Another potential drawback is that metal-on-metal bearing surfaces can produce potentially toxic metallic ions. Healthy kidneys clear these metals from the body, but people with kidney disease may have problems and should not undergo resurfacing. These ions also can cause adverse reactions that erode bone and loosen the implant, prompting the recall of some metal-on-metal THR implants; however, Dr. Brooks says the amount of metal produced by a resurfacing implant is significantly less, “and we have plenty of evidence that it’s perfectly safe.”

Are you a candidate?
The success of hip resurfacing may depend on the size of the individual and implant. Since men typically have larger bones than women, they generally can be treated with a larger femoral component, which adds stability to the joint. A study published online Oct. 2, 2012, in The Lancet found that only men fitted with larger resurfacing femoral heads had five-year implant survival rates comparable to those of THR. For all women, as well as men with smaller femoral heads, the five-year implant survival rate was lower with hip resurfacing than with THR, the researchers reported.

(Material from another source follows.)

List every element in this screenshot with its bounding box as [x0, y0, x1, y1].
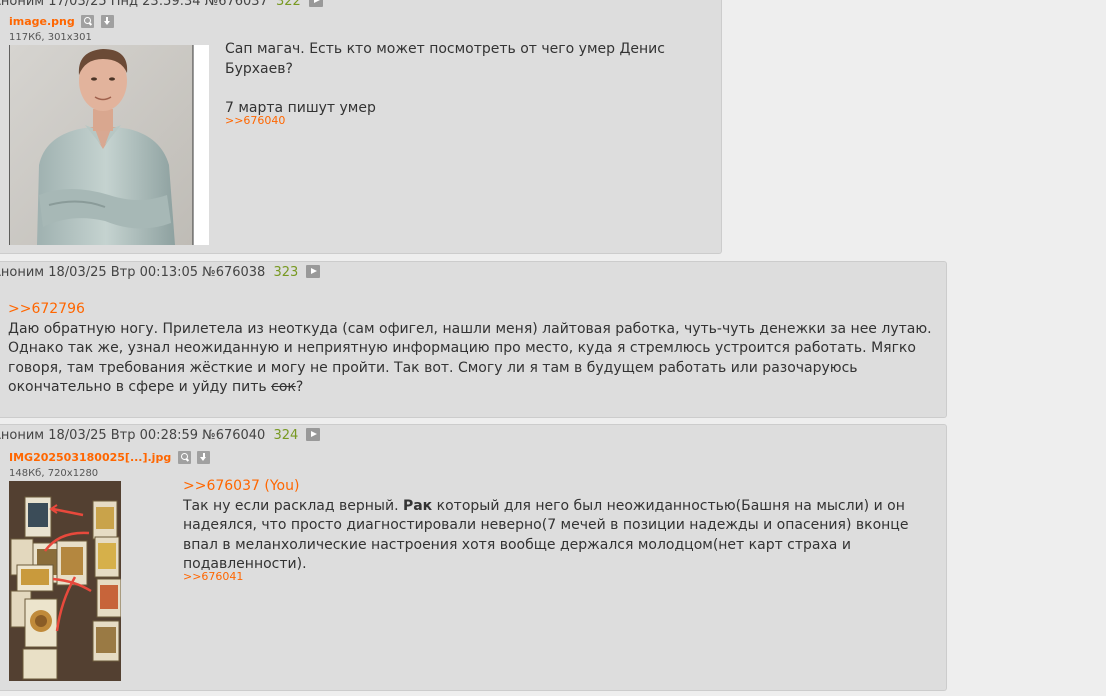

Thus, resurfacing is best suited for younger, larger-framed men who are more active and healthy enough to benefit from the operation, Dr. Brooks says.

“We tend to do more resurfacing in men and more total hip replacement in women,” he says, adding that only about 7 percent of all hip arthroplasty surgeries are resurfacings. “I steer patients towards total hip replacement if they’re smaller because there’s good evidence that the bigger your bones are, the better candidate you are for resurfacing.”

Whether you opt for hip resurfacing or THR, Dr. Brooks says, choose a surgeon who has done either procedure at least 100 times and performs each one routinely.

“Get an opinion from someone who does both resurfacing and total hip replacement,” Dr. Brooks says. “If you think you might be a candidate for resurfacing and you go to someone who does both procedures, you can believe it if he or she says you’re not a candidate for resurfacing.”